The samples were randomly allocated into two intracanal medicament groups (n = 45). In groups 1, 2, and 3 – aqueous-based CH paste (RC Cal, Prime Dental Products Pvt. Ltd., India) was placed and in groups 4, 5, and 6 TAP prepared in the concentration of 1 mg/ml mixed using normal saline was placed. The medicaments were stored at 37°C for 7 days. Subsequently, the medicament was removed using saline irrigation and passive ultrasonic agitation.

Preparation of irrigants

Etidronate solution was freshly prepared by mixing two capsules of Twin Kleen (MAARC Dental, Shiva Products, India) with 10 ml of 1.5% NaOCl. Clodronate solution was prepared using pure disodium clodronate tetrahydrate salt (D4160, Tokyo Chemical Industry Pvt. Ltd., India) and was adjusted to pH 10.7 using sodium hydroxide (Chemico Glass and Scientific Company, India). This was mixed with an equal volume of 3% NaOCl (Prime Dental Products Pvt. Ltd., India) to create a final irrigant containing 0.26M (7.6%) clodronate and 1.5% NaOCl.

Irrigation protocol

The samples from each medicament group were further subdivided into three groups based on the irrigation regimen (n = 15). Irrigation was done using a 30-gauge closed-end side-vented needle (Neoendo side vent needle, Orikam Healthcare Pvt. Ltd., India).

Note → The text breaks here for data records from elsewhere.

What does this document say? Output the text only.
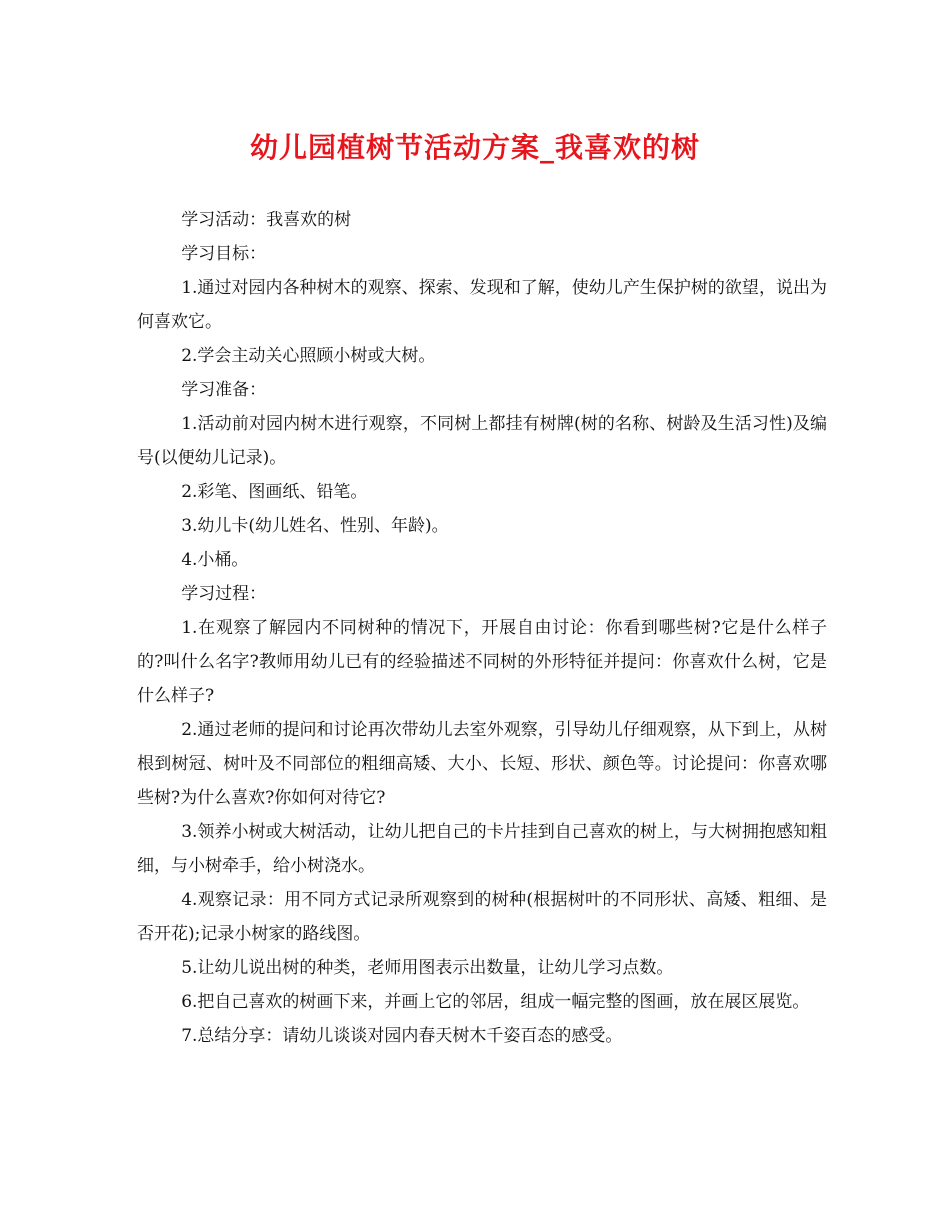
幼儿园植树节活动方案_我喜欢的树

学习活动：我喜欢的树

学习目标：

1.通过对园内各种树木的观察、探索、发现和了解，使幼儿产生保护树的欲望，说出为何喜欢它。

2.学会主动关心照顾小树或大树。

学习准备：

1.活动前对园内树木进行观察，不同树上都挂有树牌(树的名称、树龄及生活习性)及编号(以便幼儿记录)。

2.彩笔、图画纸、铅笔。

3.幼儿卡(幼儿姓名、性别、年龄)。

4.小桶。

学习过程：

1.在观察了解园内不同树种的情况下，开展自由讨论：你看到哪些树?它是什么样子的?叫什么名字?教师用幼儿已有的经验描述不同树的外形特征并提问：你喜欢什么树，它是什么样子?

2.通过老师的提问和讨论再次带幼儿去室外观察，引导幼儿仔细观察，从下到上，从树根到树冠、树叶及不同部位的粗细高矮、大小、长短、形状、颜色等。讨论提问：你喜欢哪些树?为什么喜欢?你如何对待它?

3.领养小树或大树活动，让幼儿把自己的卡片挂到自己喜欢的树上，与大树拥抱感知粗细，与小树牵手，给小树浇水。

4.观察记录：用不同方式记录所观察到的树种(根据树叶的不同形状、高矮、粗细、是否开花);记录小树家的路线图。

5.让幼儿说出树的种类，老师用图表示出数量，让幼儿学习点数。

6.把自己喜欢的树画下来，并画上它的邻居，组成一幅完整的图画，放在展区展览。

7.总结分享：请幼儿谈谈对园内春天树木千姿百态的感受。
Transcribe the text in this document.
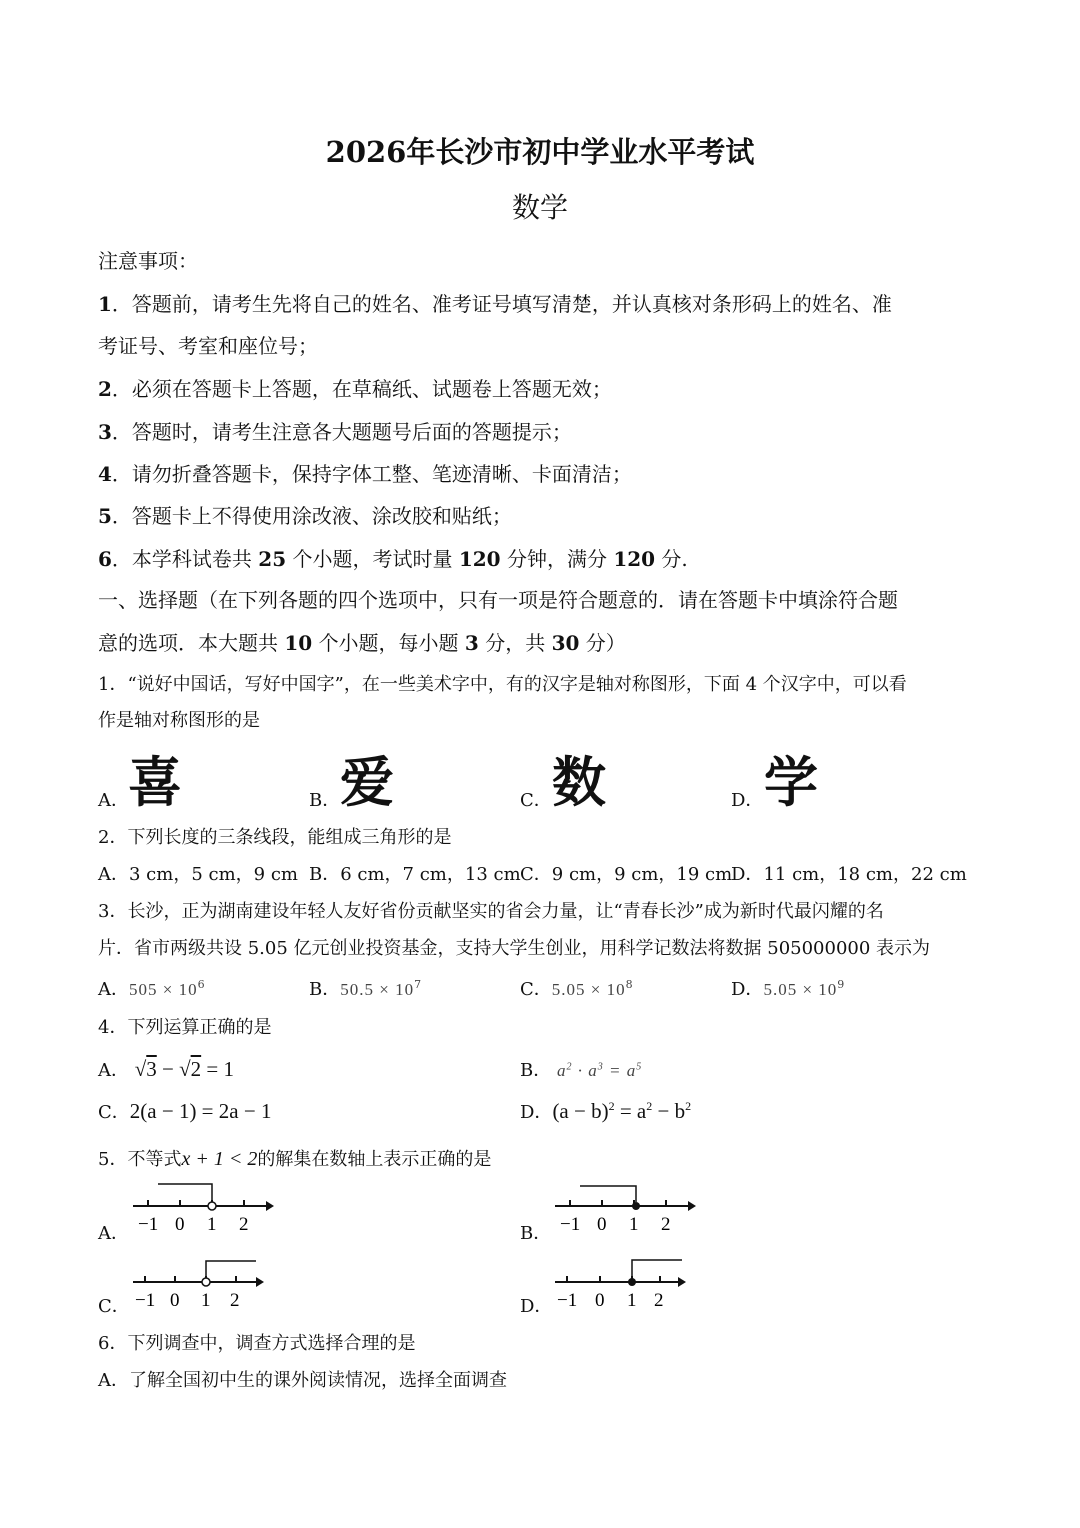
2026年长沙市初中学业水平考试
数学
注意事项：
1．答题前，请考生先将自己的姓名、准考证号填写清楚，并认真核对条形码上的姓名、准
考证号、考室和座位号；
2．必须在答题卡上答题，在草稿纸、试题卷上答题无效；
3．答题时，请考生注意各大题题号后面的答题提示；
4．请勿折叠答题卡，保持字体工整、笔迹清晰、卡面清洁；
5．答题卡上不得使用涂改液、涂改胶和贴纸；
6．本学科试卷共 25 个小题，考试时量 120 分钟，满分 120 分.
一、选择题（在下列各题的四个选项中，只有一项是符合题意的．请在答题卡中填涂符合题
意的选项．本大题共 10 个小题，每小题 3 分，共 30 分）
1．“说好中国话，写好中国字”，在一些美术字中，有的汉字是轴对称图形，下面 4 个汉字中，可以看
作是轴对称图形的是
A． 喜	B． 爱	C． 数	D． 学
2．下列长度的三条线段，能组成三角形的是
A．3 cm，5 cm，9 cm B．6 cm，7 cm，13 cm C．9 cm，9 cm，19 cm
D．11 cm，18 cm，22 cm
3．长沙，正为湖南建设年轻人友好省份贡献坚实的省会力量，让“青春长沙”成为新时代最闪耀的名
片．省市两级共设 5.05 亿元创业投资基金，支持大学生创业，用科学记数法将数据 505000000 表示为
A．$505 \times 10^6$	B．$50.5 \times 10^7$	C．$5.05 \times 10^8$	D．$5.05 \times 10^9$
4．下列运算正确的是
A． √3 − √2 = 1	B． $a^2 \cdot a^3 = a^5$
C．2(a − 1) = 2a − 1	D．$(a - b)^2 = a^2 - b^2$
5．不等式x + 1 < 2的解集在数轴上表示正确的是
A． −1 0 1 2	B． −1 0 1 2
C． −1 0 1 2	D． −1 0 1 2
6．下列调查中，调查方式选择合理的是
A．了解全国初中生的课外阅读情况，选择全面调查
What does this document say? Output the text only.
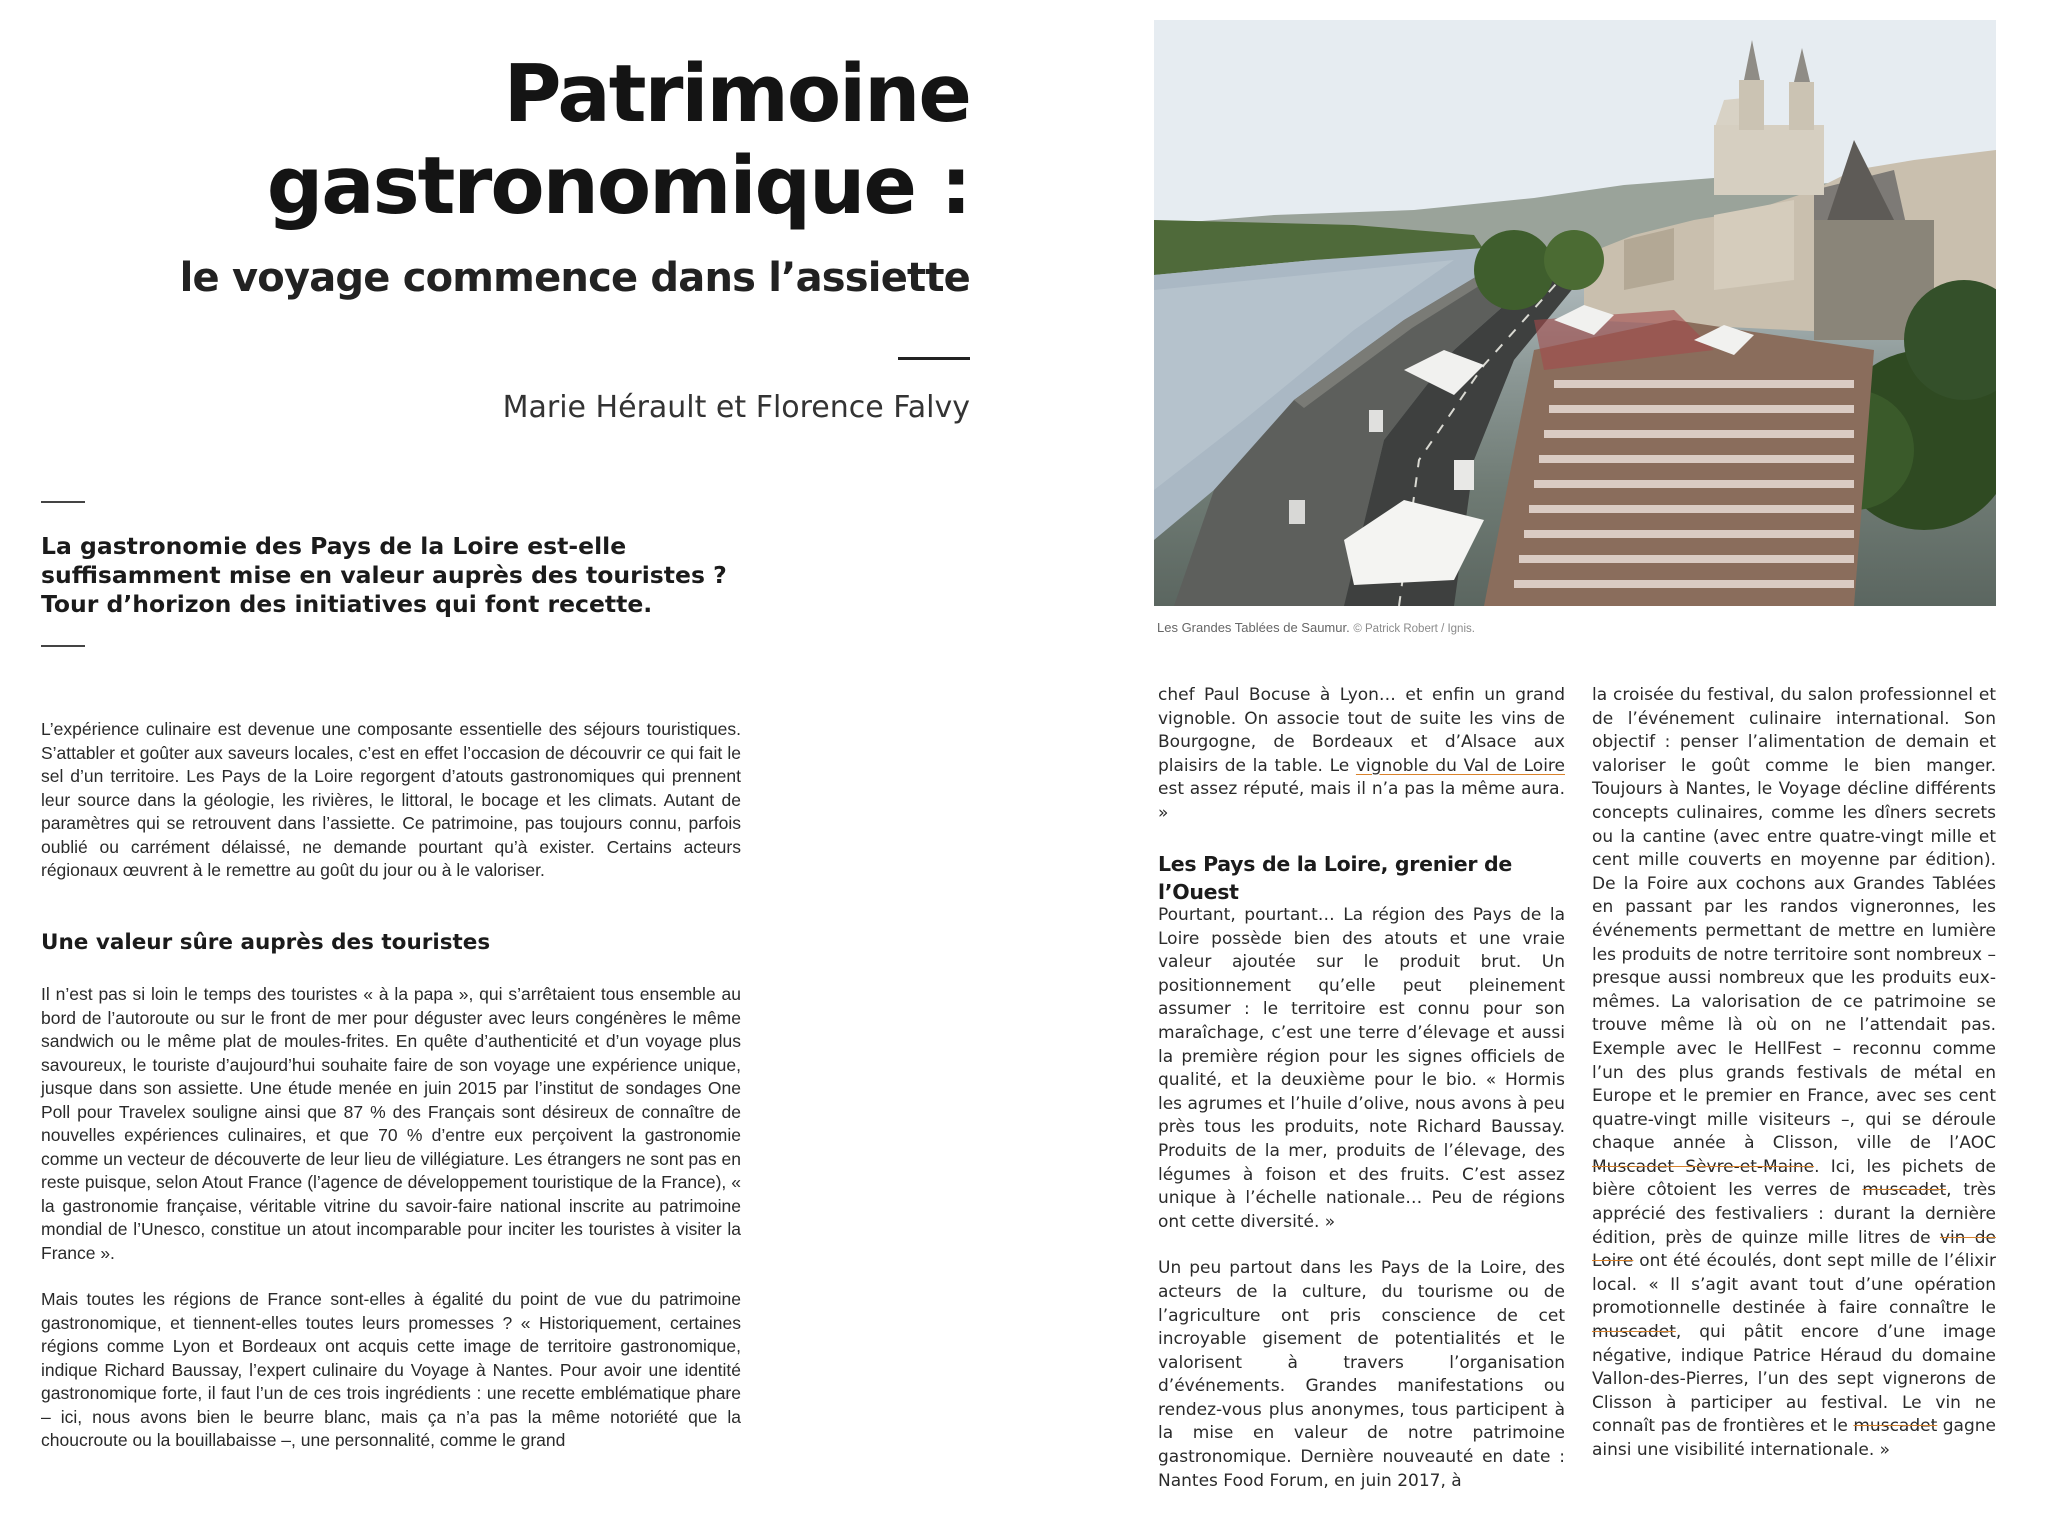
Patrimoine
gastronomique :
le voyage commence dans l’assiette
Marie Hérault et Florence Falvy
La gastronomie des Pays de la Loire est-elle suffisamment mise en valeur auprès des touristes ? Tour d’horizon des initiatives qui font recette.

L’expérience culinaire est devenue une composante essentielle des séjours touristiques. S’attabler et goûter aux saveurs locales, c’est en effet l’occasion de découvrir ce qui fait le sel d’un territoire. Les Pays de la Loire regorgent d’atouts gastronomiques qui prennent leur source dans la géologie, les rivières, le littoral, le bocage et les climats. Autant de paramètres qui se retrouvent dans l’assiette. Ce patrimoine, pas toujours connu, parfois oublié ou carrément délaissé, ne demande pourtant qu’à exister. Certains acteurs régionaux œuvrent à le remettre au goût du jour ou à le valoriser.

Une valeur sûre auprès des touristes

Il n’est pas si loin le temps des touristes « à la papa », qui s’arrêtaient tous ensemble au bord de l’autoroute ou sur le front de mer pour déguster avec leurs congénères le même sandwich ou le même plat de moules-frites. En quête d’authenticité et d’un voyage plus savoureux, le touriste d’aujourd’hui souhaite faire de son voyage une expérience unique, jusque dans son assiette. Une étude menée en juin 2015 par l’institut de sondages One Poll pour Travelex souligne ainsi que 87 % des Français sont désireux de connaître de nouvelles expériences culinaires, et que 70 % d’entre eux perçoivent la gastronomie comme un vecteur de découverte de leur lieu de villégiature. Les étrangers ne sont pas en reste puisque, selon Atout France (l’agence de développement touristique de la France), « la gastronomie française, véritable vitrine du savoir-faire national inscrite au patrimoine mondial de l’Unesco, constitue un atout incomparable pour inciter les touristes à visiter la France ».

Mais toutes les régions de France sont-elles à égalité du point de vue du patrimoine gastronomique, et tiennent-elles toutes leurs promesses ? « Historiquement, certaines régions comme Lyon et Bordeaux ont acquis cette image de territoire gastronomique, indique Richard Baussay, l’expert culinaire du Voyage à Nantes. Pour avoir une identité gastronomique forte, il faut l’un de ces trois ingrédients : une recette emblématique phare – ici, nous avons bien le beurre blanc, mais ça n’a pas la même notoriété que la choucroute ou la bouillabaisse –, une personnalité, comme le grand

Les Grandes Tablées de Saumur. © Patrick Robert / Ignis.

chef Paul Bocuse à Lyon… et enfin un grand vignoble. On associe tout de suite les vins de Bourgogne, de Bordeaux et d’Alsace aux plaisirs de la table. Le vignoble du Val de Loire est assez réputé, mais il n’a pas la même aura. »

Les Pays de la Loire, grenier de l’Ouest

Pourtant, pourtant… La région des Pays de la Loire possède bien des atouts et une vraie valeur ajoutée sur le produit brut. Un positionnement qu’elle peut pleinement assumer : le territoire est connu pour son maraîchage, c’est une terre d’élevage et aussi la première région pour les signes officiels de qualité, et la deuxième pour le bio. « Hormis les agrumes et l’huile d’olive, nous avons à peu près tous les produits, note Richard Baussay. Produits de la mer, produits de l’élevage, des légumes à foison et des fruits. C’est assez unique à l’échelle nationale… Peu de régions ont cette diversité. »

Un peu partout dans les Pays de la Loire, des acteurs de la culture, du tourisme ou de l’agriculture ont pris conscience de cet incroyable gisement de potentialités et le valorisent à travers l’organisation d’événements. Grandes manifestations ou rendez-vous plus anonymes, tous participent à la mise en valeur de notre patrimoine gastronomique. Dernière nouveauté en date : Nantes Food Forum, en juin 2017, à

la croisée du festival, du salon professionnel et de l’événement culinaire international. Son objectif : penser l’alimentation de demain et valoriser le goût comme le bien manger. Toujours à Nantes, le Voyage décline différents concepts culinaires, comme les dîners secrets ou la cantine (avec entre quatre-vingt mille et cent mille couverts en moyenne par édition). De la Foire aux cochons aux Grandes Tablées en passant par les randos vigneronnes, les événements permettant de mettre en lumière les produits de notre territoire sont nombreux – presque aussi nombreux que les produits eux-mêmes. La valorisation de ce patrimoine se trouve même là où on ne l’attendait pas. Exemple avec le HellFest – reconnu comme l’un des plus grands festivals de métal en Europe et le premier en France, avec ses cent quatre-vingt mille visiteurs –, qui se déroule chaque année à Clisson, ville de l’AOC Muscadet Sèvre-et-Maine. Ici, les pichets de bière côtoient les verres de muscadet, très apprécié des festivaliers : durant la dernière édition, près de quinze mille litres de vin de Loire ont été écoulés, dont sept mille de l’élixir local. « Il s’agit avant tout d’une opération promotionnelle destinée à faire connaître le muscadet, qui pâtit encore d’une image négative, indique Patrice Héraud du domaine Vallon-des-Pierres, l’un des sept vignerons de Clisson à participer au festival. Le vin ne connaît pas de frontières et le muscadet gagne ainsi une visibilité internationale. »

Group 1 and 4 – Sequential chelation done using 20 ml of 1.5% NaOCl and 17% EDTA for 5 min followed by a final flush with 5 ml of normal saline
Groups 2 and 5 – Continuous chelation with 20 ml of the mixture of 9% etidronate and 1.5% NaOCl for 5 min followed by a final flush with 5 ml of normal saline
Groups 3 and 6 – Continuous chelation with 20 ml of the mixture of 7.6% clodronate and 1.5% NaOCl for 5 min followed by a final flush with 5 ml of normal saline.

After conditioning, the dentin samples were immediately placed in 1 ml of phosphate-buffered saline (PBS) and stored at −80°C in a deep freezer until the day of growth factor quantification.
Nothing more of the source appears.